Dans cette histoire de crédits d’impôt retirés aux Productions J, qui ne seraient pas une entreprise indépendante du diffuseur TVA, il est impératif de situer le débat dans son contexte qui est politique.
Julie Snyder est présente depuis plus de trente ans dans les médias. C’est une productrice aussi talentueuse qu’efficace. Les émissions populaires qu’elle produit recueillent des cotes d’écoute qui font caracoler l’audimat. Des millions de téléspectateurs ont été fidèles à la Voix, à Star Académie, au Point J. Le Banquier est une exception puisqu’il a été produit pour TVA, qui n’a pas eu accès aux crédits d’impôt.
La question à laquelle l’on doit répondre est claire. Compagne et bientôt épouse de Pierre Karl Péladeau, Julie Snyder peut-elle poursuivre sa carrière? Pierre- Elliott Trudeau qui aimait créer la polémique avait déclaré un jour que le Québec était une tribu, un clan. Et il est vrai que le Québec est une petite société. En télévision, par exemple, la marge de manœuvre est mince. Les «vedettes» doivent choisir leur camp : entre TVA, la chaîne V et Radio-Canada.
La compétition entre TVA et Radio-Canada demeure une réalité bien tangible. À preuve, l’automne dernier, dès que fut rendue publique la séparation du couple Snyder-Péladeau, Julie Snyder fut contactée par la télévision de Radio-Canada, intéressé par ses productions si populaires. Il est donc clair que Julie Snyder, productrice indépendante, ne peut intéresser les chaînes compétitrices qu’à la condition de quitter ses productions à TVA, fleuron médiatique de l’empire Québécor.
Dans le passé, le genre d’émissions produites par les Productions J était boudé, voire perçu avec dédain par la télévision de Radio-Canada. Mais les temps ont bien changé, de même que la culture du service public qui n’hésite pas à verser dans le populisme, ce que regrettent les défenseurs d’une vision plus rigoureuse du service public.
Julie Snyder produit pour Sony, pour Oprah Winfrey, pour France 2. Le documentaire sur le droit de vote des femmes, présenté hier à Télé-Québec, fut d’abord refusé par TVA.
Il faut comprendre que la compagne de PKP est devenue elle-même un personnage politique. Ce qui est gênant dans cette loi qui la prive de crédits d’impôt est qu’elle ne vise qu’une maison de production, la sienne. Et l’on peut penser que ni Radio-Canada, ni Canal V, ni Astral, qui appartient à Bell, concurrent de Vidéotron, n’accepteraient des productions de Productions J. Dans le marché américain ou français, les possibilités de réussir à produire pour une chaîne seraient décuplées vu le nombre de propriétaires de groupes médiatiques.

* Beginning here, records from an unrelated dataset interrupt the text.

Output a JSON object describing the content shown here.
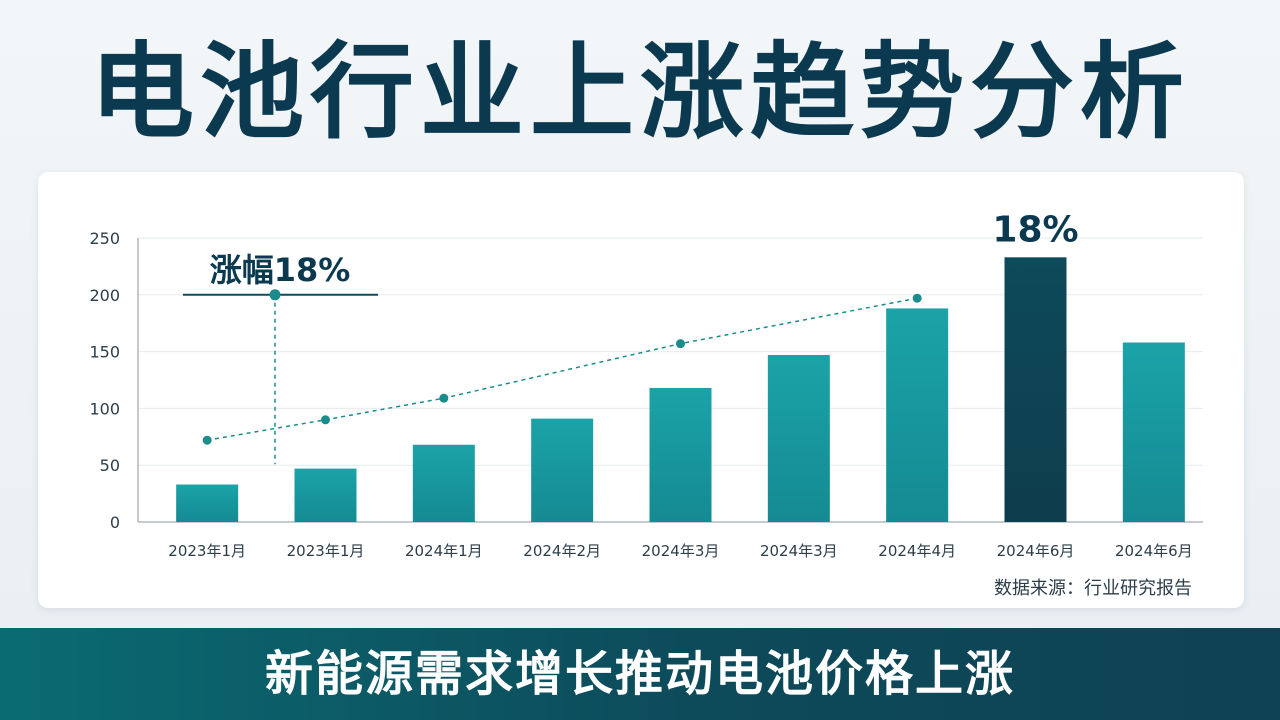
{
  "title": "电池行业上涨趋势分析",
  "subtitle": "新能源需求增长推动电池价格上涨",
  "source": "数据来源：行业研究报告",
  "colors": {
    "bar": "#1aa3a8",
    "bar_highlight": "#0d4a5a",
    "line": "#1b8c8c",
    "title": "#0b3a50",
    "banner": "#0d5560"
  },
  "chart_data": {
    "type": "bar",
    "categories": [
      "2023年1月",
      "2023年1月",
      "2024年1月",
      "2024年2月",
      "2024年3月",
      "2024年3月",
      "2024年4月",
      "2024年6月",
      "2024年6月"
    ],
    "series": [
      {
        "values": [
          33,
          47,
          68,
          91,
          118,
          147,
          188,
          233,
          158
        ]
      }
    ],
    "trend_line": {
      "type": "line",
      "values": [
        72,
        90,
        109,
        157,
        197
      ],
      "positions": [
        0,
        1,
        2,
        4,
        6
      ]
    },
    "highlight_index": 7,
    "yticks": [
      0,
      50,
      100,
      150,
      200,
      250
    ],
    "ylim": [
      0,
      250
    ],
    "grid": true,
    "annotations": {
      "rise_label": "涨幅18%",
      "rise_point_value": 200,
      "peak_label": "18%"
    }
  }
}
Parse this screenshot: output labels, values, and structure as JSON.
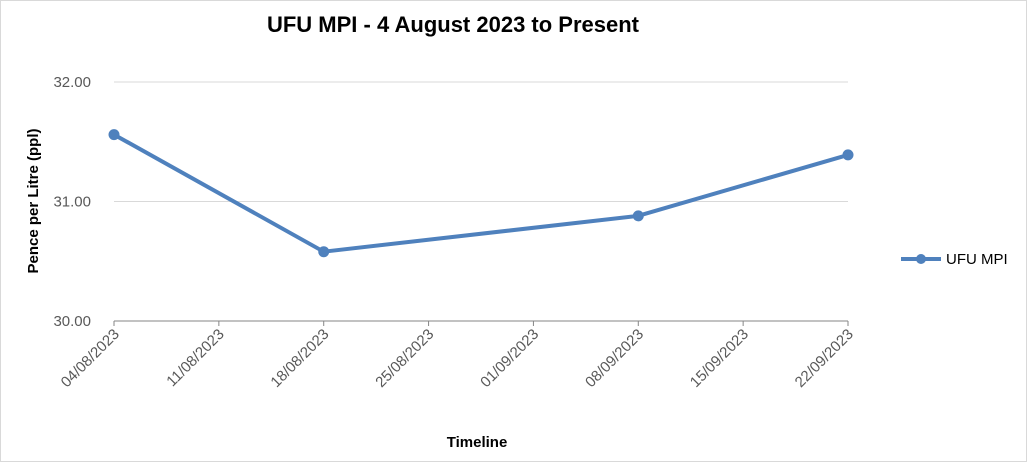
{
  "chart_data": {
    "type": "line",
    "title": "UFU MPI -  4 August 2023 to Present",
    "xlabel": "Timeline",
    "ylabel": "Pence per Litre (ppl)",
    "x_ticks": [
      "04/08/2023",
      "11/08/2023",
      "18/08/2023",
      "25/08/2023",
      "01/09/2023",
      "08/09/2023",
      "15/09/2023",
      "22/09/2023"
    ],
    "y_ticks": [
      "30.00",
      "31.00",
      "32.00"
    ],
    "ylim": [
      30,
      32
    ],
    "xlim": [
      "04/08/2023",
      "22/09/2023"
    ],
    "grid": true,
    "legend_position": "right",
    "series": [
      {
        "name": "UFU MPI",
        "color": "#4f81bd",
        "points": [
          {
            "x": "04/08/2023",
            "y": 31.56
          },
          {
            "x": "18/08/2023",
            "y": 30.58
          },
          {
            "x": "08/09/2023",
            "y": 30.88
          },
          {
            "x": "22/09/2023",
            "y": 31.39
          }
        ]
      }
    ]
  }
}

Le paradoxe est que le gouvernement fédéral accorde des crédits d’impôt aux Productions J. Mais au Québec, la loi fut changée il y a quelques années. Pendant le gouvernement Marois, ladite loi fut abrogée et aujourd’hui le gouvernement Couillard la réactive. C’est ainsi qu’une des plus remarquables productrices du Québec risque d’avoir à se départir de son entreprise, incapable de produire sans ces crédits d’impôt des émissions coûteuses qui font le bonheur des téléspectateurs québécois.
Julie Snyder a-t-elle un avenir professionnel dans ce contexte? Est-elle victime de l’engagement politique de PKP? Les conjoints des politiciens sont-ils condamnés à sacrifier leur propre carrière à cause d’une législation sur laquelle seuls les tribunaux peuvent trancher? Une loi qui ne concerne qu’un citoyen n’est-elle pas douteuse? Qui donc a conçu cette loi, différente, répétons-le, de celle d’Ottawa, sur les crédits d’impôt? Sommes-nous dans l’hypocrisie ou dans la pureté d’intention?